Пространство и образ

Оставляя вещь как образ, важно не оглянуться. Таково условие пространственной петли и только в этом случае возвращение оказывается размывающим образ. Но вряд ли в отношении петли, в виду её пространственности, можно говорить о возвращении. Кровь размывает образ; и она не бежит вспять (отношения кровяных потоков — текущие отношения). Пространственной-то петля оказывается как раз потому, что совершает её кровь, [232] участвуя в циркуляции воздуха, участвуя в циркуляции воздушных потоков. Такова песня. Однако речь здесь не идет о дыхании; по крайней мере, не только о нём. Ведь воздух, хотя и пространствен, он всё же не пространство, как и пространство, будучи воздушным пространством, всё-таки не является воздухом. Наверно Хлебников, ставший песней, дышит пространством. Тогда это значит, что текущие переменные отношения его потоков теперь пространственны, т. е. он — как ветер. В данном же случае речь идет и ещё о некотором избытке, или даже скорее о нём, об избыточном голосе, растягивающим и сжимающим пространство, в конечном счете, по-видимому, растягивая его. Петля означает, что, вернувшись, мы уже не найдем дома — лишь трещины и выщербины в стене. Всё верно, их не было раньше; потому что пространство, растягиваясь, оставило их. И пока мы были в пути, песни размыли образ.

Примечания
  • [1] Отдельные отрывки из дипломной работы по теме «Опыт смещения акцентов дискурса желания», защищенной на кафедре социальной философии и философии истории в 2003 году.
  • [2] Заболоцкий Н.А. Письма // Заболоцкий Н.А. Избранное. М., 1972.
  • [3] Хлебников В. Статьи и заметки // Хлебников В. Творения. М., 1987. С.495
  • [4] Термины Хлебникова, используемые им в описании единиц «звездного языка» (Хлебников В. Зангези // Хлебников В. Творения. М., 1987.)

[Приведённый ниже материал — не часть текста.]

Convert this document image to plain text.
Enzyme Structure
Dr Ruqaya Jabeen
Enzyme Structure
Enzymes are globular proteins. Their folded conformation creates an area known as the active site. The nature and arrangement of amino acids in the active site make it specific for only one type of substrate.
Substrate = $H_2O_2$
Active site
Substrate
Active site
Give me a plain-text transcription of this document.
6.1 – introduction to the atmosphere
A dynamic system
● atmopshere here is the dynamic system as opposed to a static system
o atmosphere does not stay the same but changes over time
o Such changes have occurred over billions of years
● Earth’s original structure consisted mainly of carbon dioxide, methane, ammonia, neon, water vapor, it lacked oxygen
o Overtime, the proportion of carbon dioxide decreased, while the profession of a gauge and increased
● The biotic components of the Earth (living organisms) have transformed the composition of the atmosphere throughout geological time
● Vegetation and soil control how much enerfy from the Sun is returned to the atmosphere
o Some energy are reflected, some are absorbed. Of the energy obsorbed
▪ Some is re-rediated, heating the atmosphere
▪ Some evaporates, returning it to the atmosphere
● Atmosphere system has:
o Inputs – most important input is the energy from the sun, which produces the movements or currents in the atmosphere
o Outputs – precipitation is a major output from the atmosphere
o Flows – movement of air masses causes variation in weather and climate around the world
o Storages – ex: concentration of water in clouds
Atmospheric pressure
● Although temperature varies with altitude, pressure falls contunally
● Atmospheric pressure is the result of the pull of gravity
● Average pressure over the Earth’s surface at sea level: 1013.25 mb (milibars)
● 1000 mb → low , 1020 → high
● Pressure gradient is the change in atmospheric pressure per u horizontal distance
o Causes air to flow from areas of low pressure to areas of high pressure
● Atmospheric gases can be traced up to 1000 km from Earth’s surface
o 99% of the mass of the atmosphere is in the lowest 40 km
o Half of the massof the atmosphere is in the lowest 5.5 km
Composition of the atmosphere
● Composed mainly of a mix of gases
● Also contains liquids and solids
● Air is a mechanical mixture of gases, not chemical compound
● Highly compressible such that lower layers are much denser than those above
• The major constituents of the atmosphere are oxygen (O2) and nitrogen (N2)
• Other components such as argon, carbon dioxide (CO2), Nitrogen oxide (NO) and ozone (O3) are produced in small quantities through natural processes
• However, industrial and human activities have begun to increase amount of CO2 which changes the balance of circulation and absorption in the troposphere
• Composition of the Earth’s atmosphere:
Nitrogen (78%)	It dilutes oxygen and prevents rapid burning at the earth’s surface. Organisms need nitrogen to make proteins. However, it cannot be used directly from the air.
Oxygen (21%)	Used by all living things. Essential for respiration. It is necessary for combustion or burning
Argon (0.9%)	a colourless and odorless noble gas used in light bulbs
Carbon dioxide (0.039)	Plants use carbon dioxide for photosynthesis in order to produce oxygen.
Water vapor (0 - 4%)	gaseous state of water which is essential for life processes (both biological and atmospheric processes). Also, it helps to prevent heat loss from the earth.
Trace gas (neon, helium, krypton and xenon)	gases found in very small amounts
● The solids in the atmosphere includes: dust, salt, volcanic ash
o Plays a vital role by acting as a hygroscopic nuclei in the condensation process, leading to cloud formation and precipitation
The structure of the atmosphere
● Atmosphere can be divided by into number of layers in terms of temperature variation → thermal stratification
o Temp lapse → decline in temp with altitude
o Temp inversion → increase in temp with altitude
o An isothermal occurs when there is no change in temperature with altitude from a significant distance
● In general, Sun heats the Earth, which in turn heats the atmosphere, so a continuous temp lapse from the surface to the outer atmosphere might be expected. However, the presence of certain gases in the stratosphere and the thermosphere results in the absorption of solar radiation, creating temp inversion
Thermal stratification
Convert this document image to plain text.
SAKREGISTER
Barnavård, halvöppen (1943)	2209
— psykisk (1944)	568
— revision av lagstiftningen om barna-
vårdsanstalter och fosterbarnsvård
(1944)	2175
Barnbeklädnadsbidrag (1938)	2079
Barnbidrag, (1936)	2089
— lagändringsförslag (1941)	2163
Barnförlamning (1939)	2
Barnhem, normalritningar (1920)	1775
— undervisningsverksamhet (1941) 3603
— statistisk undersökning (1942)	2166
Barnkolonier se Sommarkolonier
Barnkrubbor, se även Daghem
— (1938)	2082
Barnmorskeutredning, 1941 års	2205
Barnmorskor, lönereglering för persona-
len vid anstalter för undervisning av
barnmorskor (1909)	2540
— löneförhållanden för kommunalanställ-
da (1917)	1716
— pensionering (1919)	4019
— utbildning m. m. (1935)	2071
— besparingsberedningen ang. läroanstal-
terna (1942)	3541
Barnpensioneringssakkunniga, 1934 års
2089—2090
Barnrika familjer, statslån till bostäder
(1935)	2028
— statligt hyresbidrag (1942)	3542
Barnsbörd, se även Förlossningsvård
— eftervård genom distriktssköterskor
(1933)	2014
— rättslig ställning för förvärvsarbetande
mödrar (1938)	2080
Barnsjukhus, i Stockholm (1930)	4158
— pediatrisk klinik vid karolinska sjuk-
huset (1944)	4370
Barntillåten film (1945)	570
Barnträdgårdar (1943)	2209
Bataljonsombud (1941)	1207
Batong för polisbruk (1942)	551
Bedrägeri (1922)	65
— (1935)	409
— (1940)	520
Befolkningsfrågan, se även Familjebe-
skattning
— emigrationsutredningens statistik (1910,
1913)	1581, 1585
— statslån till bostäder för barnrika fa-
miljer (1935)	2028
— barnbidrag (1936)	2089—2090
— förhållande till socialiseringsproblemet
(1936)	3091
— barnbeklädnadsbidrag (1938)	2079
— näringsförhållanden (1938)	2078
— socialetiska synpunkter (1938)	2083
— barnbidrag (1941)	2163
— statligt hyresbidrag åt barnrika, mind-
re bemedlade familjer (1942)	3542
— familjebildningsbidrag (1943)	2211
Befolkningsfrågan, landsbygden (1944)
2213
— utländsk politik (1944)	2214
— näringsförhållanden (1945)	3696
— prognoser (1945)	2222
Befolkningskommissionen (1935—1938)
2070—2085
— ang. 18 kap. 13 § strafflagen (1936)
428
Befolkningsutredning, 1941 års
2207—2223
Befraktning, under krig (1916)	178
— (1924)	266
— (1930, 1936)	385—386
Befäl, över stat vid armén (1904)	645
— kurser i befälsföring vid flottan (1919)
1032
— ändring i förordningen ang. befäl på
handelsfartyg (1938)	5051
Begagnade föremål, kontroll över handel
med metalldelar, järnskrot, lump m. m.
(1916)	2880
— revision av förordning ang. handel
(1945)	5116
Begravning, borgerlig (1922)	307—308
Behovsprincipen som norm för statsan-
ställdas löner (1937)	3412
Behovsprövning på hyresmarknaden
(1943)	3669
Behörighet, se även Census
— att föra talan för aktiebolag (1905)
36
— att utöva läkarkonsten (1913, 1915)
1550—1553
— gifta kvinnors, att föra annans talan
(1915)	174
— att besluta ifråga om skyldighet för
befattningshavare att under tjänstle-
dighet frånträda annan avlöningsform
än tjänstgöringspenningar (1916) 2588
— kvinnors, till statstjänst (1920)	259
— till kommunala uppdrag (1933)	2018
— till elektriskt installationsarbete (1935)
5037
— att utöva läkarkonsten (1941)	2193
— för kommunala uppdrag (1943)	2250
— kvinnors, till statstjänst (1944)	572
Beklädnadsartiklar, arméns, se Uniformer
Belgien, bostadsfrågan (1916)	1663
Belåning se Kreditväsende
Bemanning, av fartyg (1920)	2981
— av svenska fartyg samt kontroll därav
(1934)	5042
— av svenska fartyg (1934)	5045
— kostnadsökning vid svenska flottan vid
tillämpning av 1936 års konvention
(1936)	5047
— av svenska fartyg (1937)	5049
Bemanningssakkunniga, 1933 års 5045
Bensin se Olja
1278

  • [5] Там же. С.480-481.
  • [6] Если мы говорим (читай: пишем) о пространственном растяжении и сжатии, то должны учитывать, что фраза выходит из рта не вдоль, а как бы поперёк. Поэтому дыхательный процесс, по-видимому, имеет мало отношения к собственно интонированию. Дыхание работает на уровне фраз. Его функция в том, чтобы, образно выражаясь, вытолкнуть фразу.
  • [7] Однако движение должно бы иметь какую-нибудь причину. В данном случае ближайшей действующей причиной оказывается человек со своими лёгкими и горлом. При этом голос может быть либо действием, т. е. движением, в котором заключена его цель (наподобие аристотелевского зрения: смотрю, и увидел; озвучиваю какую-нибудь фонему, и озвучил); либо — собственно движением, если цель вынесена (как, например, строительство). Тогда этой целью может стать интонирование какого-либо состояния души, например, любви. Поэтому интересно было бы предположить единоборство двух этих целей. Линия борьбы тогда будет представлять желание, практически неотличимое от аристотелевской энергии.